Bathroom at the Komaneka Bisma, our hotel in Ubud, Bali
When traveling abroad, I tend not to stay in chain hotels. I usually search for and try to patronize hotels that are owned by residents or natives of that country. I try to support hotels that are incorporating sustainable designs or practices (or at least advertise that they do), or are charitable and contribute to the community. I also like to stay somewhere with a little bit of a distinctive feel particularly in decor or archictecture. At the same time, I am conscious of price and value (hence no Four Seasons or Ritz Carlton). I don’t see why you can’t have comfort, a little luxury with some socially conscious ideals in the mix and not pay an arm and a leg. I promise I will talk about money soon. Promise!
View from the balcony at the Komaneka Bisma
Sightseeing – As you can probably tell from our most recent trip to Turkey, I don’t want to just sit in the hotel or a cafe all day. Even if it’s traveling domestically, I like to see what makes a place unique. I do like museums but ONLY art ones. Archaeology museums actually bore me. I love walking, wandering and people watching, too. Sometimes I feel a twinge of sadness if I don’t get to see something that I’ve wanted to. I act as if I may never return to a place (which in many cases has been true), and so I try to take in as much of my surroundings as I can.
Christ the Redeemer at Corcovado, Rio de Janeiro, Brazil
I don’t schedule my days to a tee. I have a general idea of what I want to see and try to make sure that I see it that day. I build in rest and some hanging out at a cafe, in the hotel room or somewhere fun. Down time is key, and it’s perfect time to read that book I brought with me. I love reading on trips!
I’m not necessarily into nature, but I do appreciate it. I don’t think I could do a whole trip that was purely nature focused, but who knows? Maybe that’s something that I need to try.
At the Cliffs of Moher, Ireland
Shopping – I’m not a big shopper. Unless I am shopping for handmade items or crafts that are particular to that country, are less expensive in that country, and just as good or better quality than what I can get at home, then maybe I’ll buy something. I tend to get small items for a small group of people to bring home, but I barely shop for myself unless it falls into the group described above. The only place where I might let loose with some good old fashioned shopping is London because I love the clothes and fashion there. Europe gets everything two years before we do in the U.S. Really!
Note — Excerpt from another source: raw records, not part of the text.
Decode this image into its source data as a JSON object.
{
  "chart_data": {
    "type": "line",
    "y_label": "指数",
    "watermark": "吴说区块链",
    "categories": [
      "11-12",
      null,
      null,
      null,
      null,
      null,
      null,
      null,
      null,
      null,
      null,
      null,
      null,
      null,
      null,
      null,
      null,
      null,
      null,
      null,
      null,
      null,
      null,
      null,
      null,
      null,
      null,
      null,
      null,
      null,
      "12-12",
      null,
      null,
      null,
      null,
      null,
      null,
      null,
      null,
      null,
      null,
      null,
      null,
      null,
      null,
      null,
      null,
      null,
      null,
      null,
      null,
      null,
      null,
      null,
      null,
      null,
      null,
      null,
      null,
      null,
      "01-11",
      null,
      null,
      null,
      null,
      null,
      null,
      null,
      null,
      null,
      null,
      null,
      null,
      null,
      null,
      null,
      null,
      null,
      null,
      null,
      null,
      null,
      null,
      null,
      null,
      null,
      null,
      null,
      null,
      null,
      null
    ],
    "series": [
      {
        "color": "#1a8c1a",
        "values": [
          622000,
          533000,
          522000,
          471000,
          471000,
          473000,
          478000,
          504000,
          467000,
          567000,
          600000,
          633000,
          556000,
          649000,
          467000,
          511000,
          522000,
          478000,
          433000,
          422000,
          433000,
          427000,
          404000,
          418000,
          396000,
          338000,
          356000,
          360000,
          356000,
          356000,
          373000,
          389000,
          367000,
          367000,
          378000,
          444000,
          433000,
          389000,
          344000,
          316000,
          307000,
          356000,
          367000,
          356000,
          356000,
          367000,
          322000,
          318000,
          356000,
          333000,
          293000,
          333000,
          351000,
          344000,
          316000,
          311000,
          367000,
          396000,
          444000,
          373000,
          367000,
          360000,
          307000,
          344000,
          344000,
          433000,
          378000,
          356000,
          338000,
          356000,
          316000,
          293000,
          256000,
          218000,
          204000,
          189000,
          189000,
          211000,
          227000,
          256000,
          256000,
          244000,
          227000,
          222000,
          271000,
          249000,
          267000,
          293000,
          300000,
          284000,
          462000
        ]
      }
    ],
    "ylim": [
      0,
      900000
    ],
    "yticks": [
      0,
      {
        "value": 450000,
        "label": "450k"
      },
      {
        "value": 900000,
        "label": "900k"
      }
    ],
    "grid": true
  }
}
Food – Bring it! 🙂 No really, I like a mix of both low-end and high end places and as local as possible. If I want a good burger or pizza, I’ll just stay at home. It’s rare that I order anything like that when I am travelling. I’d rather be sick of the local food at the end of the trip than have dishes that resemble food that I can eat at home. My perfect food day would be a full breakfast, a lunch at a non-touristy place and/or a street food snack, and then a nice dinner somewhere that’s a little more upscale but still highlights local flavors. I will say that I have had a meal or two at McDonald’s abroad. They’re actually a little better in other countries! 🙂
So that’s it! My travel style in a nutshell. What’s yours? I’d love to hear it!